Когда я пыталась изменить нравы в Нале, я, конечно, столкнулась с сопротивлением оверлордов, лордов, изгоев и даже охранников, находящихся в подчинении у Джибба. И хотя это стало весьма неприятной неожиданностью, большого удивления это не вызвало. В Нале все слишком долго подчинялось одному лишь кодексу правил, и многие извлекали из этого выгоду.
Однако я ожидала, что мои усилия обуздать произвол в Нале завоюют поддержку Сети. Я, как-никак, гилдрин, Хранительница Камня. Как таковая, я считала, что гилдрины Брагор-Наля примут меня в качестве союзника. Я первая среди них, кому удалось подняться так высоко в иерархии Наля; безусловно, я первая, кто добился этого, не скрывая своей родословной. Тем не менее они презрительно отвергали все мои попытки наладить с ними отношения, без всяких объяснений. Я дала ясно понять каждому изгою и лорду в Брагор-Нале, что притеснения гилдринов больше терпеть не буду. Действуя согласно моим приказам, Джибб положил конец преследованию Сети Службой Безопасности. И все-таки они относятся ко мне как к врагу. Понятно, что их поведение приводит меня в замешательство. Но самое главное, оно меня обижает.
Несколько дней подряд Мелиор провела во сне. Каждые несколько часов врачи будили ее, чтобы дать ей болеутоляющее, а затем снова позволяли заснуть. Кое-что она смутно осознавала: тупую боль в правом бедре, Джибба, склонившегося над ней, докторов, входящих и выходящих из ее спальни. Из разговоров Джибба с врачами ей удалось понять, что, хотя ее рана была глубокой, она не была слишком серьезна. За это время у Мелиор было несколько ярких снов, и почти все они — о недавней перестрелке, в которую им пришлось вступить. Но ей также снились сны о том, как она убивает Марара, а в одном, особенно ясном сне она увидела, как ней приходит Оррис и кладет руки ей на ногу, чтобы лечить ее.

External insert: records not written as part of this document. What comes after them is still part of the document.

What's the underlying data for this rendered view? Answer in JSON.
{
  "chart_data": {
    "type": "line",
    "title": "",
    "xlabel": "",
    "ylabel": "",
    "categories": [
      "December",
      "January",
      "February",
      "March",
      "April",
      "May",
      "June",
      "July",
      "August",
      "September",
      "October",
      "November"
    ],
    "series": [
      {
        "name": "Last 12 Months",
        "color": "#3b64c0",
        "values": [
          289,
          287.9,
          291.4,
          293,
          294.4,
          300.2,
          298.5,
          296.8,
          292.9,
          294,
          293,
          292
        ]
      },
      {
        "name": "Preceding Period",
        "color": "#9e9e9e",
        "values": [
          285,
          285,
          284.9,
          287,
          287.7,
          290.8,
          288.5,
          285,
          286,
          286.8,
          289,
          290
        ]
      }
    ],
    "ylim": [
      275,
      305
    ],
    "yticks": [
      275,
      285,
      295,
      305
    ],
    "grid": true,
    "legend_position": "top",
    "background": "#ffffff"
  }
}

Прошлой ночью она, наконец, пришла в себя. Конечно, Джибб был здесь и сидел рядом с ее кроватью с обеспокоенным выражением на круглом лице.
— Я уж стал было сомневаться, проснетесь ли вы когда-нибудь, — сказал он, улыбаясь ей с таким облегчением, что она покраснела от смущения.

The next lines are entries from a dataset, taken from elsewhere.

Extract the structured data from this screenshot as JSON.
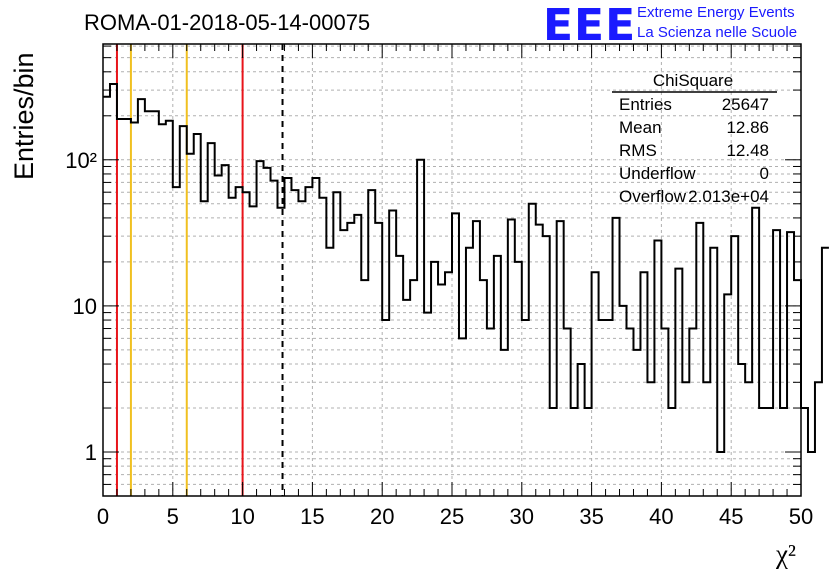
{
  "title": "ROMA-01-2018-05-14-00075",
  "logo": {
    "mark": "EEE",
    "line1": "Extreme Energy Events",
    "line2": "La Scienza nelle Scuole",
    "color": "#1a1aff"
  },
  "stats": {
    "name": "ChiSquare",
    "rows": [
      {
        "label": "Entries",
        "value": "25647"
      },
      {
        "label": "Mean",
        "value": "12.86"
      },
      {
        "label": "RMS",
        "value": "12.48"
      },
      {
        "label": "Underflow",
        "value": "0"
      },
      {
        "label": "Overflow",
        "value": "2.013e+04"
      }
    ]
  },
  "chart_data": {
    "type": "bar",
    "style": "step-histogram",
    "ylabel": "Entries/bin",
    "xlabel": "χ²",
    "xlim": [
      0,
      50
    ],
    "ylim": [
      0.5,
      620
    ],
    "ylog": true,
    "grid": true,
    "bin_width": 0.5,
    "x_ticks": [
      "0",
      "5",
      "10",
      "15",
      "20",
      "25",
      "30",
      "35",
      "40",
      "45",
      "50"
    ],
    "y_ticks": [
      {
        "value": 1,
        "label": "1"
      },
      {
        "value": 10,
        "label": "10"
      },
      {
        "value": 100,
        "label": "10²"
      }
    ],
    "values": [
      270,
      330,
      190,
      190,
      180,
      260,
      215,
      215,
      175,
      185,
      65,
      170,
      110,
      150,
      52,
      130,
      78,
      92,
      55,
      65,
      60,
      48,
      98,
      88,
      72,
      47,
      75,
      62,
      52,
      65,
      75,
      55,
      25,
      60,
      33,
      37,
      42,
      15,
      62,
      37,
      8,
      45,
      22,
      11,
      15,
      100,
      9,
      20,
      14,
      17,
      43,
      6,
      25,
      38,
      15,
      7,
      22,
      5,
      39,
      20,
      8,
      50,
      36,
      30,
      2,
      38,
      7,
      2,
      4,
      2,
      17,
      8,
      8,
      40,
      10,
      7,
      5,
      17,
      3,
      28,
      7,
      2,
      18,
      3,
      7,
      37,
      3,
      25,
      1,
      12,
      30,
      4,
      3,
      47,
      2,
      2,
      33,
      2,
      32,
      15,
      2,
      1,
      3,
      25
    ],
    "vlines": [
      {
        "x": 1,
        "color": "#e8141a",
        "style": "solid"
      },
      {
        "x": 2,
        "color": "#f0c020",
        "style": "solid"
      },
      {
        "x": 6,
        "color": "#f0c020",
        "style": "solid"
      },
      {
        "x": 10,
        "color": "#e8141a",
        "style": "solid"
      },
      {
        "x": 12.86,
        "color": "#000000",
        "style": "dashed"
      }
    ]
  }
}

— Сколько я была в забытьи?
— Три дня. Им пришлось восстанавливать кость хирургическим путем, — добавил он, заметив ее реакцию. — И вы потеряли много крови.
— Три дня, — пробормотала она. Она покачала головой и обнаружила, что от этого у нее начинает кружиться голова. — От Вирсии какие-нибудь известия были? — спросила она, снова закрывая глаза.
— Нет.
— А что Марар? Он пытался связаться с кем-нибудь во дворце?

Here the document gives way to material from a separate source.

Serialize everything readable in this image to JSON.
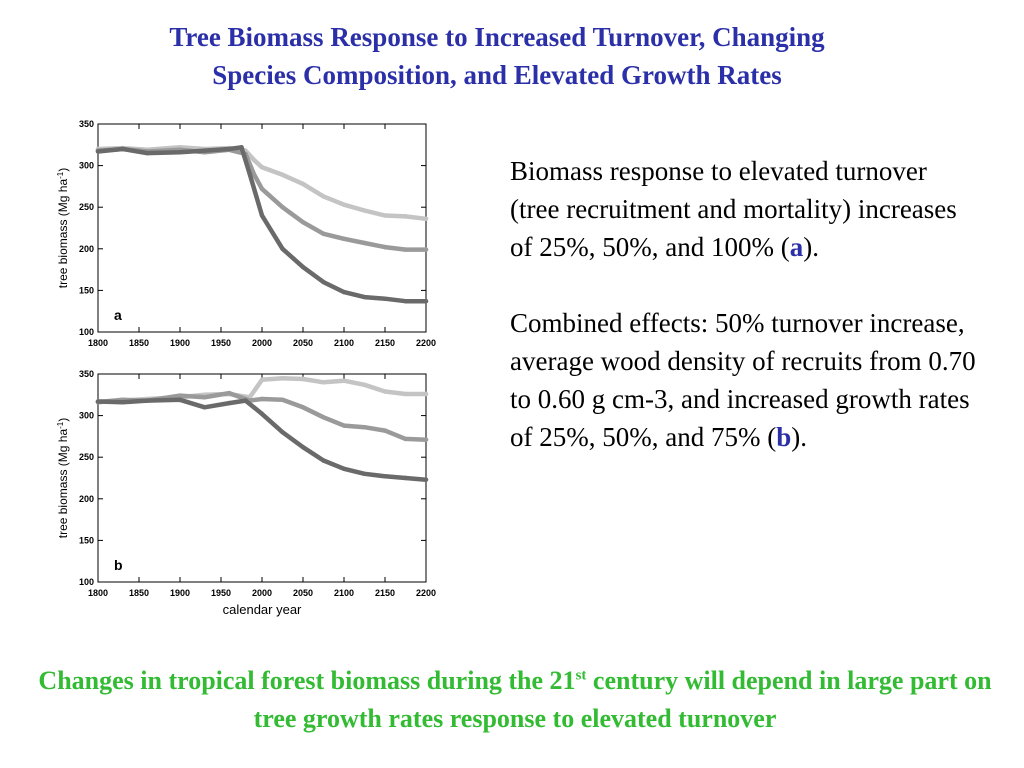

— Насколько нам известно, нет. — Он взял ее за руку. — Вам не следует беспокоиться обо всем этом. Пока — не стоит. Вам нужно еще немного отдохнуть.
— Отдохнуть? — спросила она, снова открывая глаза. — Я потеряла три дня! Трудно сказать, как он теперь поступит. Насколько нам известно, он уже завербовал кого-то вместо моего водителя и Премеля. — Она села и оглядела комнату, испытав еще одну волну головокружения. — А где Премель, кстати?
Он сделал кислое лицо.
— Я еще не посадил его в тюрьму, если вы спрашиваете об этом.
— Вообще-то, мне было интересно, не убил ли ты его.
Он издал короткий смешок:
— Нет, отнюдь нет.
— Ты говорил с Вианом?
Лицо Джибба внезапно побледнело.
— Да.
— Почему он это сделал? Кем был Селим?
Тот сглотнул. У него был такой вид, словно ему вот-вот станет плохо.
— Селим был изгоем, которого я убил в Восемнадцатом квартале в прошлом году во время перестрелки. По всей видимости, Селим и Виан были единоутробными братьями. Одна мать, разные отцы.
— Вот почему мы никогда об этом не знали, — сказала Мелиор, доводя до конца его мысль. — У них были разные фамилии.